A grain silo has the shape of a right circular cylinder surmounted by a hemisphere. If the silo is to have a volume of 497π ft^3, determine the radius and height of the silo that requires the least amount of material to build. Hint: The volume of the silo isπ (r^2) (h) + 2/3 π r^3,and the surface area (including the floor) is π (3r^2 + 2rh). (Round your answers to one decimal place.)
π (r^2) (h) + 2/3 π r^3 =497 solve for h h= 497/pi r^2 - 2r/3 Surface area = 3pi r^2 + 2pi r h = 3pi r^2 + 2 pi r [ 497/pi r^2 - 2r/3] Surface area = 3 pi r^2 +994 /r - (4/3)pi r^2 dS/dr = 3pi (2r) -994/r^2 -(4/3) pi (2r) = 0 6pir--994/r^2 - (8/3)pi r = 0 6pi r^3 -994 -(8/3) pi r^3 = 0 (10/3) pi r^3 = 994 r^3 = (994)(3/10)(1/pi) =94.92 r= (94.92)^(1/3) r =4.5616 h= 497/pi r^2 - 2r/3 = 497/pi (4.5616)^2 - 2(4.56)/3 =4.56 d^2S/dr^2 =6pi +1988/r^3 -(8pi/3) = 10pi/3 +1988/r^3 > 0 for r=4.56 This shows the surface area has been minimized. r=4.6 h=4.6 (after rounding to 1 decimal place)

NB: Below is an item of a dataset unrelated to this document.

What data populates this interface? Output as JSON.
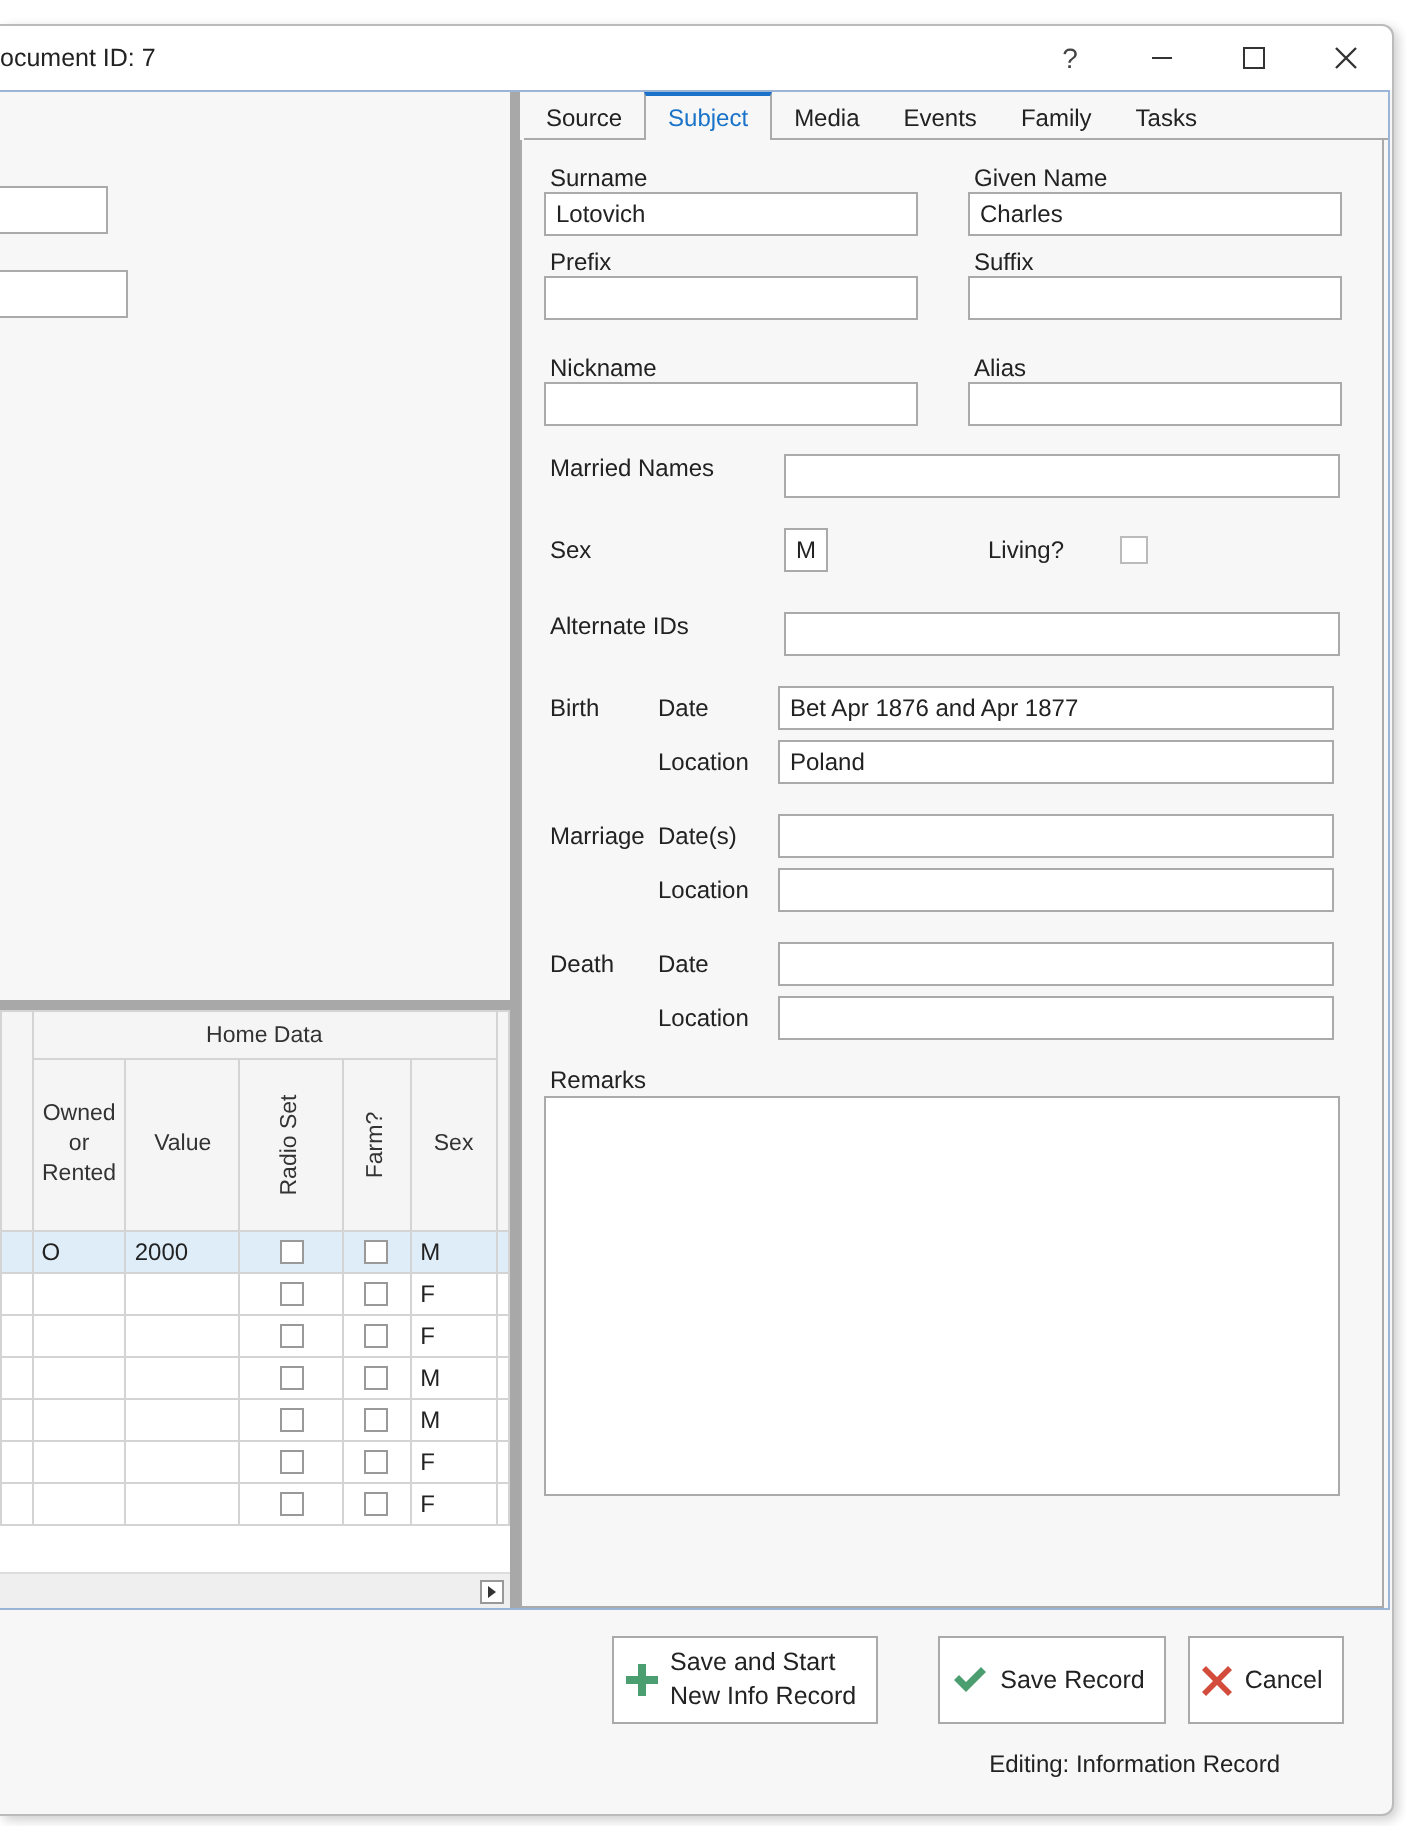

First note that in this problem, the height h refers only to the height of the cylindrical portion of the silo, not including the domed part (which would add another r ft to the height). The formulas given for the volume surface area include both portions of the silo. Begin by finding an expression of h in terms of r. V = pi(r^2)(h) + (2/3)(pi)(r^3) 497(pi) = pi(r^2)h + (2/3)(pi)(r^3) 497(pi) - (2/3)(pi)(r^3) = pi(r^2)h [497(pi) - (2/3)(pi)(r^3)] / (pi)(r^2) = h 497/r^2 - (2/3)r = h Now, using the formula for the surface area and substituting for h in terms of r, the function f(r) that calculates the amount of material needed based on the radius of the silo is: f(r) = (pi)(3r^2 + 2rh) f(r) = (pi)[3r^2 + 2r(497/r^2 - (2/3)r)] f(r) = (pi)[3r^2 + 994/r - (4/3)r^2] f(r) = (pi)( (5/3)r^2 + 994/r ) Use the First Derivative Test to find the value of r where f(r) takes on its minimal value. f '(r) = (pi)( (10/3)r - 994/r^2 ) 0 = (pi)( (10/3)r - 994/r^2 ) 0 = (10/3)r - 994/r^2 994/r^2 = (10/3)r 994 = (10/3)r^3 2982/10 = r^3 cbrt(2982/10) = r 6.6809 = r h = 497/r^2 - (2/3)r h = 497/6.6809^2 - (2/3)6.6809 h = 497/44.6346 - 4.4539 h = 11.1349 - 4.4539 h = 6.6710 Actually, there's a lot of rounding error in that value of h. If you use a calculator and don't round off, you'll see that the height h is the same as the radius r (accurate to 9 decimal places). Regardless, when rounded to one decimal place your answers are: r = 6.7 ft h = 6.7 ft (again, not including the domed portion of the silo; 13.4 ft with the dome). Edited to add: Cidyah beat me to the punch... but unfortunately, Cidyah did not calculate h in terms of r correctly... the total volume of the silo is 497(pi) according to the question. Everything else he/she did in terms of methodology is spot on; but unfortunately his/her final answers end up being incorrect.